AI debugging misleads when

  • The bug is in external state (database values, environment variables, external API responses) that AI cannot see
  • You describe the bug vaguely and AI generates a plausible-but-wrong hypothesis confidently
  • The bug is a timing/concurrency issue that requires observing actual runtime behaviour
  • AI keeps suggesting fixes without you verifying its assumptions about your code structure

Debugging Workflow with AI

  1. Reproduce first. If you cannot reproduce the bug reliably, do not ask AI to fix it — ask AI to help you understand what conditions might cause it and how to reproduce it.
  2. Gather evidence. Collect the full error message, stack trace, the relevant input, and the actual vs expected output before prompting.
  3. Use AI for explanation, not just fixes. Ask "why does this happen?" before "how do I fix it?" — understanding the cause often reveals the right fix.
  4. Verify AI assumptions. Before applying a fix, confirm that AI's assumptions about your code are correct. AI often assumes standard library behaviour that your version doesn't have, or guesses the shape of your data incorrectly.
  5. Test the fix, not just that the error goes away. Ensure the fix addresses the root cause and doesn't just suppress the symptom.
  6. If two AI attempts fail, add logging. Add print/log statements to confirm your assumptions about what values exist at runtime, then return to AI with actual data rather than guesses.

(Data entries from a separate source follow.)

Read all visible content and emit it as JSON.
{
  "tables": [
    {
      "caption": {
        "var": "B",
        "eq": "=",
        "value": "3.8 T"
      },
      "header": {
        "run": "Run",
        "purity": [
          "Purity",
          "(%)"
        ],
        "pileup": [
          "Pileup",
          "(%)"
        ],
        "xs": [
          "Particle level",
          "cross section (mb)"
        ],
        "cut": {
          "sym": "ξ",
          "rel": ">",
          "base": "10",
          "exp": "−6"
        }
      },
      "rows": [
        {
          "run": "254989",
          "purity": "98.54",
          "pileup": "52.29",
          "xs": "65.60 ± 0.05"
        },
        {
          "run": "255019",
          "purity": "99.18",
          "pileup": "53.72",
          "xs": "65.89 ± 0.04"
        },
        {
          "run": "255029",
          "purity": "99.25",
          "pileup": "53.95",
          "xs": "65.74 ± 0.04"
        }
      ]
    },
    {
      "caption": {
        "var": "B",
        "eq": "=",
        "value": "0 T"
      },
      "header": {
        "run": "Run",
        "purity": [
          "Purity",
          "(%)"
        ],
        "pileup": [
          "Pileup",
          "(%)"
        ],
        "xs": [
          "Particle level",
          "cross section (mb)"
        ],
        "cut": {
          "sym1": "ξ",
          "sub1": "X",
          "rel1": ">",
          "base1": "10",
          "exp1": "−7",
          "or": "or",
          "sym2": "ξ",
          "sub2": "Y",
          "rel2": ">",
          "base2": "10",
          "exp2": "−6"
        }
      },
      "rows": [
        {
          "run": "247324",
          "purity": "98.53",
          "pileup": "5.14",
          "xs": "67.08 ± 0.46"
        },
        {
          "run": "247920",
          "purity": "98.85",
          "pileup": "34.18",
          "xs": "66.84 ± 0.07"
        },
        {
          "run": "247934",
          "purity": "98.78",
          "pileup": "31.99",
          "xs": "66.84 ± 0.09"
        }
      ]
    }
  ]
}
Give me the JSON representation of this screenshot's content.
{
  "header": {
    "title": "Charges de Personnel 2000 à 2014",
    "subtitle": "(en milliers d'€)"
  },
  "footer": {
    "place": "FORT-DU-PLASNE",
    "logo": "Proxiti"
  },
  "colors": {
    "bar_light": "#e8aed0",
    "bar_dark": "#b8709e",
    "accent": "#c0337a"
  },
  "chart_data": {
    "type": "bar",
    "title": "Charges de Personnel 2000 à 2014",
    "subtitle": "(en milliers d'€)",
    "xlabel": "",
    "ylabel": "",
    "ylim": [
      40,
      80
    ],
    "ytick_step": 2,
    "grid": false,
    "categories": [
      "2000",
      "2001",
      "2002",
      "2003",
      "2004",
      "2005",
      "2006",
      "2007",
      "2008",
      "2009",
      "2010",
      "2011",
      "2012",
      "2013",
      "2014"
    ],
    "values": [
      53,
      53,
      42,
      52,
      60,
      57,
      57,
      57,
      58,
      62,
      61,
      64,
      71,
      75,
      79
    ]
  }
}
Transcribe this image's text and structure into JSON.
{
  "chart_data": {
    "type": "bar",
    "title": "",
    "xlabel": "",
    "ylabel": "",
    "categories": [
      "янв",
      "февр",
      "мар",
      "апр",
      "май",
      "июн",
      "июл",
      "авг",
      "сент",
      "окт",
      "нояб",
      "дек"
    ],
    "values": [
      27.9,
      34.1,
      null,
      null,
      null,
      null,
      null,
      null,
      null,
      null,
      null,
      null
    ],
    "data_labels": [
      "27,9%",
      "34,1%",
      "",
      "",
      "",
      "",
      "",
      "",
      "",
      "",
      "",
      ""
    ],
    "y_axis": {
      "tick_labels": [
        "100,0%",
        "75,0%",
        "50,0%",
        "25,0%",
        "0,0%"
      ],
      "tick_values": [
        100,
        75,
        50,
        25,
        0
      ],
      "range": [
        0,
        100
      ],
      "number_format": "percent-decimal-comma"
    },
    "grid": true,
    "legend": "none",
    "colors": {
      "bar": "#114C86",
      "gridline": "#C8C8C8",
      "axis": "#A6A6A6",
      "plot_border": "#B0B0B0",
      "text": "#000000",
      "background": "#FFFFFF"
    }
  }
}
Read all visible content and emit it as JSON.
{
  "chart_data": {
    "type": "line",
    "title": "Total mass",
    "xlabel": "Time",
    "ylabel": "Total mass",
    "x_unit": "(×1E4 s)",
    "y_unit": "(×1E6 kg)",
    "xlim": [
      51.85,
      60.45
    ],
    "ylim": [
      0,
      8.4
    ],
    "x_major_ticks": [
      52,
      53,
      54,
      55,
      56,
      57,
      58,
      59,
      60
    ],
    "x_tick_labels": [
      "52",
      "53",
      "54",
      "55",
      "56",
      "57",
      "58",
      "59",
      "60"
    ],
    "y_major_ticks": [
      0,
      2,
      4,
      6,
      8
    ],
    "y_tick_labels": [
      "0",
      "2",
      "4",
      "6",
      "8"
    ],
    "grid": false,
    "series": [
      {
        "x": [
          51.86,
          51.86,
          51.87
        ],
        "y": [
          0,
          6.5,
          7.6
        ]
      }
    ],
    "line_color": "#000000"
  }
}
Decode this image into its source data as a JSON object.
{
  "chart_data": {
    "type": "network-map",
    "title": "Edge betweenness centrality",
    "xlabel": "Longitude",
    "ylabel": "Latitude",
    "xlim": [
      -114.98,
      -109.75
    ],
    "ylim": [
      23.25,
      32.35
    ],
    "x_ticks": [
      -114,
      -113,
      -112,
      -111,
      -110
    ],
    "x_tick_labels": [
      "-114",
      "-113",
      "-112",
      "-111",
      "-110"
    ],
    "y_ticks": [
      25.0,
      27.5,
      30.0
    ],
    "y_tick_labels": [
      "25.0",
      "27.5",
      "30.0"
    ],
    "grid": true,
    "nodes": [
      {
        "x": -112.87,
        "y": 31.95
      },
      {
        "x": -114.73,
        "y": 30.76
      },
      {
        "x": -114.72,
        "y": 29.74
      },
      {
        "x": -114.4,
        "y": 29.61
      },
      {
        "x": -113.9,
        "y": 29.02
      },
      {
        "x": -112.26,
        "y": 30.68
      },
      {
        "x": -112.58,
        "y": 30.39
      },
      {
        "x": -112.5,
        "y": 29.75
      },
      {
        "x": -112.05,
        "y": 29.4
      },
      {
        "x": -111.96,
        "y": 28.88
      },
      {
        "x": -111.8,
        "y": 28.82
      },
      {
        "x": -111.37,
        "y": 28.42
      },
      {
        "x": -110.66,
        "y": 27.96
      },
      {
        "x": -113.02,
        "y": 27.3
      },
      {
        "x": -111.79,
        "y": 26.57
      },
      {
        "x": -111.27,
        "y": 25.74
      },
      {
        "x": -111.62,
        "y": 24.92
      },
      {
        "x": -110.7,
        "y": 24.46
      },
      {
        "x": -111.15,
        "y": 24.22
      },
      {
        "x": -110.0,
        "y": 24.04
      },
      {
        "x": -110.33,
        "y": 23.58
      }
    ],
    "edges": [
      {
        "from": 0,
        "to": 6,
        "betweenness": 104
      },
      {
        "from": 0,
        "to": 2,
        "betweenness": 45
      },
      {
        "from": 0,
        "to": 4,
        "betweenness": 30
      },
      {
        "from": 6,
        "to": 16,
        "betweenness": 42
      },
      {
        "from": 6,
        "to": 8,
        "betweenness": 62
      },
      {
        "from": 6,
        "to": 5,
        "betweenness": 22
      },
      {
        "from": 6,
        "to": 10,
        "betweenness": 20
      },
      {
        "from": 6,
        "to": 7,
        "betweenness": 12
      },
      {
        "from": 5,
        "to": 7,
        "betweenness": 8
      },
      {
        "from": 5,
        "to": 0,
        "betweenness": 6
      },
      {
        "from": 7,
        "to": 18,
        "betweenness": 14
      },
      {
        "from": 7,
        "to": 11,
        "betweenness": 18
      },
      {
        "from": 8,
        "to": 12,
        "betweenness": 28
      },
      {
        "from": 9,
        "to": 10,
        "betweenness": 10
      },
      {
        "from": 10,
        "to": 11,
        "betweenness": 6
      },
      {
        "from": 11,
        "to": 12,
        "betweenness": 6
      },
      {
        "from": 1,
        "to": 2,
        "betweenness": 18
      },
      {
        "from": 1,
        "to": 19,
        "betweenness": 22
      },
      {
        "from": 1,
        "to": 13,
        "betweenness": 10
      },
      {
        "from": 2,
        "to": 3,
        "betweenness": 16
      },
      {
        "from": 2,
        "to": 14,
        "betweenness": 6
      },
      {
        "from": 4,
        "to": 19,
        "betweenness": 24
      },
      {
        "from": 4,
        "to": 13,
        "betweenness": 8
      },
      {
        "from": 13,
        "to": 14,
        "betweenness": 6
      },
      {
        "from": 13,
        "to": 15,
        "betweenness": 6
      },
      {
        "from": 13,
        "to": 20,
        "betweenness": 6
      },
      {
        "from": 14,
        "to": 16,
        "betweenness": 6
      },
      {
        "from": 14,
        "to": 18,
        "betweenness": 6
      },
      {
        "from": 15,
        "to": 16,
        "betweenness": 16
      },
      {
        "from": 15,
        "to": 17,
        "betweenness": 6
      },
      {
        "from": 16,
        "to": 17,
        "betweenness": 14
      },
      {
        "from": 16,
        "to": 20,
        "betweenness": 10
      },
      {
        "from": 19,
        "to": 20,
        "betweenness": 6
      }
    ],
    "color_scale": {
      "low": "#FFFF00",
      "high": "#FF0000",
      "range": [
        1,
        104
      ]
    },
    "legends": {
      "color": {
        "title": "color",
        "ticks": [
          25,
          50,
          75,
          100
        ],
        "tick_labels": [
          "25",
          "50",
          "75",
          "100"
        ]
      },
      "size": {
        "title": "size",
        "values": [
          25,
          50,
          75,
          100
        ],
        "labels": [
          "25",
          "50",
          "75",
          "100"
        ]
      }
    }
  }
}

Checklist: Do You Understand This?

  • What is the AI rubber duck method and why does the instruction "do not suggest a fix yet" improve results?
  • What five pieces of information should you always include in a stack trace analysis prompt?
  • Why is asking AI to step through a function with a specific input more reliable than asking it to find the bug?
  • Name two situations where AI debugging will mislead you, and how you can avoid those situations.
  • What should you do if two AI debugging attempts have not found the bug?
  • Why is reproducing the bug a prerequisite before asking AI to help fix it?